Dejad paso al mañana (1937)

                                              dejad paso al mañana

Dejad paso al mañana (1937) de Leo McCarey es un drama basado en un matrimonio de ancianos que por problemas económicos pierden su casa y se van a vivir por separado con sus hijos. Dirigida con un ritmo paulatino y con un estilo sincero y conmovedor que llega directamente al corazón, es una obra hermosa que muestra la realidad de las personas ancianas cuando tienen problemas y sienten que son un estorbo para sus hijos, consiguiendo cautivar con ello a toda clase de cinéfilos con la naturalidad de lo que se ofrece y de cómo se ofrece, ya que no pretende dar lástima, sino mostrar la triste realidad a la que todos nos enfrentaremos algún día.

La fotografía en blanco y negro es alusiva y elegante en imágenes idóneas y bien cuidadas en detalles que dan belleza al film, logrando una labor agraciada y humilde que da confort en su visionado.
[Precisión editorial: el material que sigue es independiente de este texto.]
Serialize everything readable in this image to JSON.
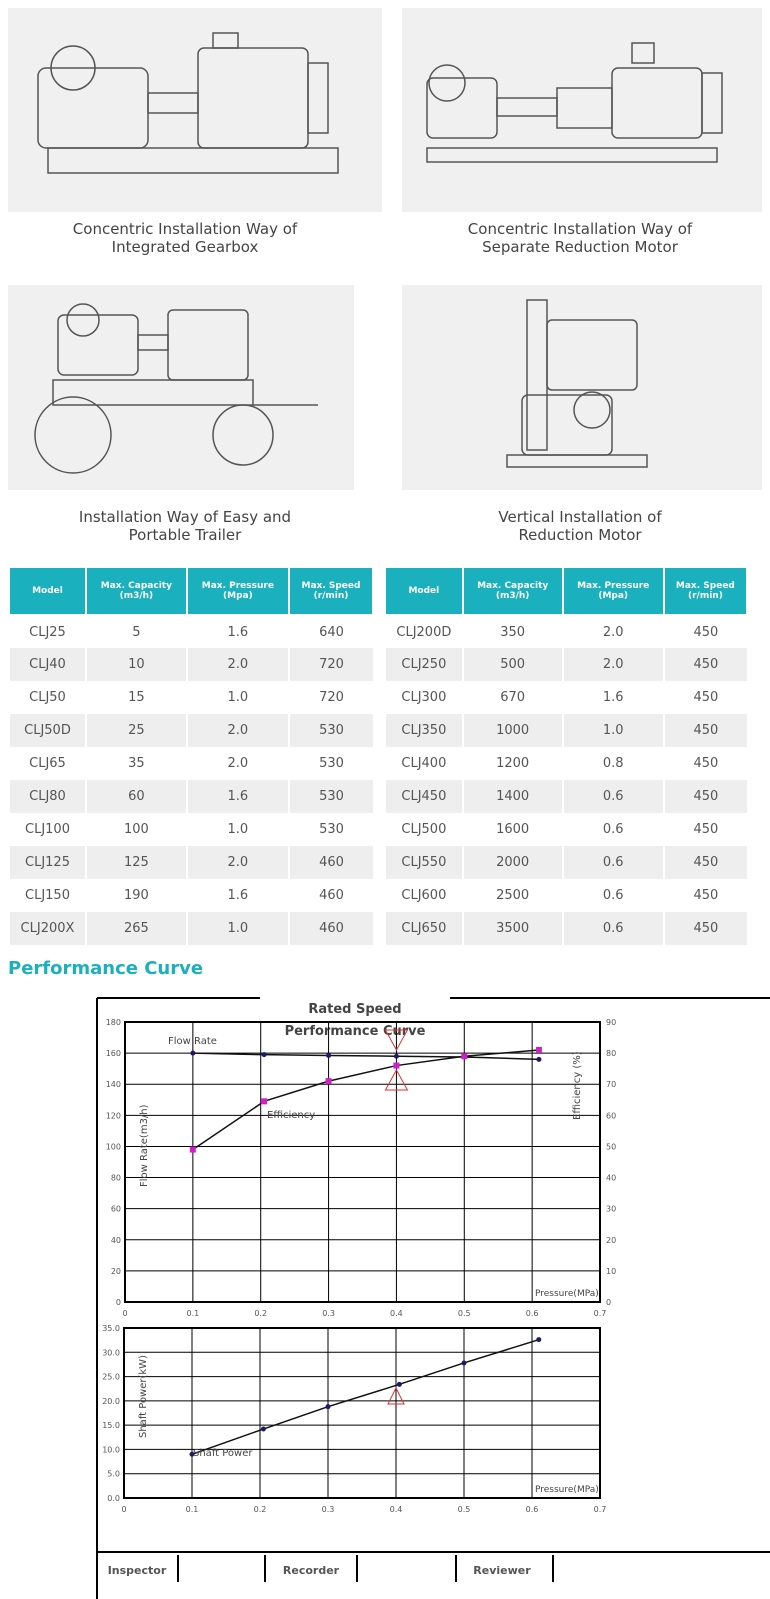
{
  "installations": [
    {
      "caption": [
        "Concentric Installation Way of",
        "Integrated Gearbox"
      ]
    },
    {
      "caption": [
        "Concentric Installation Way of",
        "Separate Reduction Motor"
      ]
    },
    {
      "caption": [
        "Installation Way of Easy and",
        "Portable Trailer"
      ]
    },
    {
      "caption": [
        "Vertical Installation of",
        "Reduction Motor"
      ]
    }
  ],
  "tables": {
    "headers": [
      [
        "Model"
      ],
      [
        "Max. Capacity",
        "(m3/h)"
      ],
      [
        "Max. Pressure",
        "(Mpa)"
      ],
      [
        "Max. Speed",
        "(r/min)"
      ]
    ],
    "left": [
      [
        "CLJ25",
        "5",
        "1.6",
        "640"
      ],
      [
        "CLJ40",
        "10",
        "2.0",
        "720"
      ],
      [
        "CLJ50",
        "15",
        "1.0",
        "720"
      ],
      [
        "CLJ50D",
        "25",
        "2.0",
        "530"
      ],
      [
        "CLJ65",
        "35",
        "2.0",
        "530"
      ],
      [
        "CLJ80",
        "60",
        "1.6",
        "530"
      ],
      [
        "CLJ100",
        "100",
        "1.0",
        "530"
      ],
      [
        "CLJ125",
        "125",
        "2.0",
        "460"
      ],
      [
        "CLJ150",
        "190",
        "1.6",
        "460"
      ],
      [
        "CLJ200X",
        "265",
        "1.0",
        "460"
      ]
    ],
    "right": [
      [
        "CLJ200D",
        "350",
        "2.0",
        "450"
      ],
      [
        "CLJ250",
        "500",
        "2.0",
        "450"
      ],
      [
        "CLJ300",
        "670",
        "1.6",
        "450"
      ],
      [
        "CLJ350",
        "1000",
        "1.0",
        "450"
      ],
      [
        "CLJ400",
        "1200",
        "0.8",
        "450"
      ],
      [
        "CLJ450",
        "1400",
        "0.6",
        "450"
      ],
      [
        "CLJ500",
        "1600",
        "0.6",
        "450"
      ],
      [
        "CLJ550",
        "2000",
        "0.6",
        "450"
      ],
      [
        "CLJ600",
        "2500",
        "0.6",
        "450"
      ],
      [
        "CLJ650",
        "3500",
        "0.6",
        "450"
      ]
    ]
  },
  "section_title": "Performance Curve",
  "colors": {
    "accent": "#1ab0be",
    "flow": "#1a1a6e",
    "efficiency": "#d020c8",
    "marker": "#e03030"
  },
  "chart_data": [
    {
      "type": "line",
      "title": [
        "Rated Speed",
        "Performance Curve"
      ],
      "xlabel": "Pressure(MPa)",
      "ylabel": "Flow Rate(m3/h)",
      "y2label": "Efficiency (%)",
      "xlim": [
        0,
        0.7
      ],
      "ylim": [
        0,
        180
      ],
      "y2lim": [
        0,
        90
      ],
      "grid": true,
      "xticks": [
        "0",
        "0.1",
        "0.2",
        "0.3",
        "0.4",
        "0.5",
        "0.6",
        "0.7"
      ],
      "yticks": [
        "0",
        "20",
        "40",
        "60",
        "80",
        "100",
        "120",
        "140",
        "160",
        "180"
      ],
      "y2ticks": [
        "0",
        "10",
        "20",
        "30",
        "40",
        "50",
        "60",
        "70",
        "80",
        "90"
      ],
      "series": [
        {
          "name": "Flow Rate",
          "axis": "left",
          "x": [
            0.1,
            0.205,
            0.3,
            0.4,
            0.5,
            0.61
          ],
          "values": [
            160,
            159,
            158.5,
            158,
            157.5,
            156
          ]
        },
        {
          "name": "Efficiency",
          "axis": "right",
          "x": [
            0.1,
            0.205,
            0.3,
            0.4,
            0.5,
            0.61
          ],
          "values": [
            49,
            64.5,
            71,
            76,
            79,
            81
          ]
        }
      ],
      "rated_point_x": 0.4
    },
    {
      "type": "line",
      "xlabel": "Pressure(MPa)",
      "ylabel": "Shaft Power(kW)",
      "xlim": [
        0,
        0.7
      ],
      "ylim": [
        0,
        35
      ],
      "grid": true,
      "xticks": [
        "0",
        "0.1",
        "0.2",
        "0.3",
        "0.4",
        "0.5",
        "0.6",
        "0.7"
      ],
      "yticks": [
        "0.0",
        "5.0",
        "10.0",
        "15.0",
        "20.0",
        "25.0",
        "30.0",
        "35.0"
      ],
      "series": [
        {
          "name": "Shaft Power",
          "x": [
            0.1,
            0.205,
            0.3,
            0.405,
            0.5,
            0.61
          ],
          "values": [
            9.0,
            14.2,
            18.8,
            23.4,
            27.8,
            32.6
          ]
        }
      ],
      "rated_point_x": 0.4
    }
  ],
  "signoff": [
    "Inspector",
    "Recorder",
    "Reviewer"
  ]
}
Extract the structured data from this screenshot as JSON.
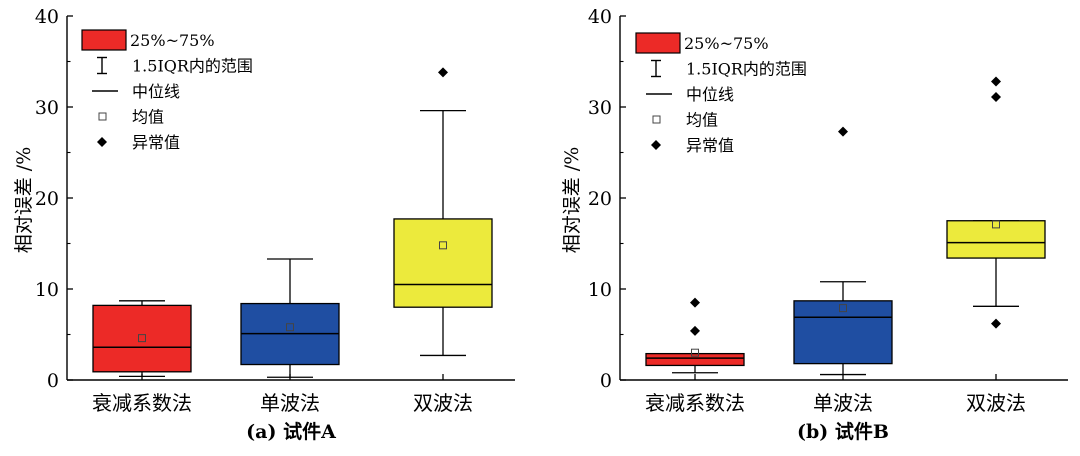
{
  "chart_data": [
    {
      "type": "box",
      "caption": "(a) 试件A",
      "ylabel": "相对误差 /%",
      "ylim": [
        0,
        40
      ],
      "yticks": [
        "0",
        "10",
        "20",
        "30",
        "40"
      ],
      "categories": [
        "衰减系数法",
        "单波法",
        "双波法"
      ],
      "legend": {
        "placement": "top-left",
        "entries": [
          "25%~75%",
          "1.5IQR内的范围",
          "中位线",
          "均值",
          "异常值"
        ]
      },
      "boxes": [
        {
          "name": "衰减系数法",
          "color": "#ec2a27",
          "whisker_low": 0.4,
          "q1": 0.9,
          "median": 3.6,
          "q3": 8.2,
          "whisker_high": 8.7,
          "mean": 4.6,
          "outliers": []
        },
        {
          "name": "单波法",
          "color": "#1f4ea2",
          "whisker_low": 0.3,
          "q1": 1.7,
          "median": 5.1,
          "q3": 8.4,
          "whisker_high": 13.3,
          "mean": 5.8,
          "outliers": []
        },
        {
          "name": "双波法",
          "color": "#ecea3c",
          "whisker_low": 2.7,
          "q1": 8.0,
          "median": 10.5,
          "q3": 17.7,
          "whisker_high": 29.6,
          "mean": 14.8,
          "outliers": [
            33.8
          ]
        }
      ]
    },
    {
      "type": "box",
      "caption": "(b) 试件B",
      "ylabel": "相对误差 /%",
      "ylim": [
        0,
        40
      ],
      "yticks": [
        "0",
        "10",
        "20",
        "30",
        "40"
      ],
      "categories": [
        "衰减系数法",
        "单波法",
        "双波法"
      ],
      "legend": {
        "placement": "top-left",
        "entries": [
          "25%~75%",
          "1.5IQR内的范围",
          "中位线",
          "均值",
          "异常值"
        ]
      },
      "boxes": [
        {
          "name": "衰减系数法",
          "color": "#ec2a27",
          "whisker_low": 0.8,
          "q1": 1.6,
          "median": 2.4,
          "q3": 2.9,
          "whisker_high": 2.9,
          "mean": 3.0,
          "outliers": [
            8.5,
            5.4
          ]
        },
        {
          "name": "单波法",
          "color": "#1f4ea2",
          "whisker_low": 0.6,
          "q1": 1.8,
          "median": 6.9,
          "q3": 8.7,
          "whisker_high": 10.8,
          "mean": 7.9,
          "outliers": [
            27.3
          ]
        },
        {
          "name": "双波法",
          "color": "#ecea3c",
          "whisker_low": 8.1,
          "q1": 13.4,
          "median": 15.1,
          "q3": 17.5,
          "whisker_high": 17.5,
          "mean": 17.1,
          "outliers": [
            32.8,
            31.1,
            6.2
          ]
        }
      ]
    }
  ]
}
La música es emotiva y melódica en sus hermosas canciones sugerentes que son tranquilizadoras y conmueven aunque sin excederse en las escenas oportunas, dando un sutil acompañamiento musical. Los planos y movimientos de cámara consuman una buena labor técnica a través del uso del avanti, retroceso, generales, seguimiento, reconocimiento, americanos, planos medios y detalles bien elaborados que sacan lo mejor de las interpretaciones y su entorno.

Las actuaciones son admirables y espléndidas. Como protagonistas Victor Moore está notable y creíble y Beulah Bondi irreprochable en su labor, ambos como matrimonio ya mayor que tienen que separarse e irse a vivir cada uno con un hijo distinto, siendo intachables también los acompañamientos de Fay Bainter, Thomas Mitchell, Porter Hall y Barbara Read. Para estos emplea la dirección artística unos vestuarios y caracterizaciones elegantes pero sin exagerar, que son alusivos a la clase social a la que pertenecen los protagonistas y al clasicismo de la época en una correcta labor que junto con los decorados te transporta.

El guion, escrito por Viña Delmar, Helen Leary y Noah Leary y basado en la novela de Josephine Lawrence, es bello y emotivo por plasmar la vejez de un matrimonio que tiene que separarse por problemas económicos e irse a vivir por separado con distintos hijos, dejando la hermosa y triste sensación tras su visionado de haber visto algo real y sincero que profundiza inevitablemente en el corazón incluso de los cinéfilos más exigentes, finalizando lo que sin duda es uno de los más destacables films del director y de la década. Esto se lleva a cabo con una narrativa clásica y desesperanzada que es expresiva y variada según el personaje, logrando una impecable labor que gusta por exponer la cordialidad y educación familiar de su momento. Cabe destacar también, el montaje lineal y seguido que marca claramente la intención que tiene la historia desde el principio.

Para finalizar, la considero una obra indeleble e insustituible que llega directamente al corazón del espectador por ser bella y conmovedora en su trama, logrando quedarse por siempre en el público exigente de dramas clásicos sinceros que no pretenden impresionar, sino más bien mostrar algo sincero y puro. Recomendable por su dirección, guion, actuaciones, fotografía, música, montaje, planos, movimientos de cámara, vestuarios y narrativa que convierten a Dejad paso al mañana, en un film magnífico y hermoso para todo aquel que se disponga a descubrirlo y sentirlo.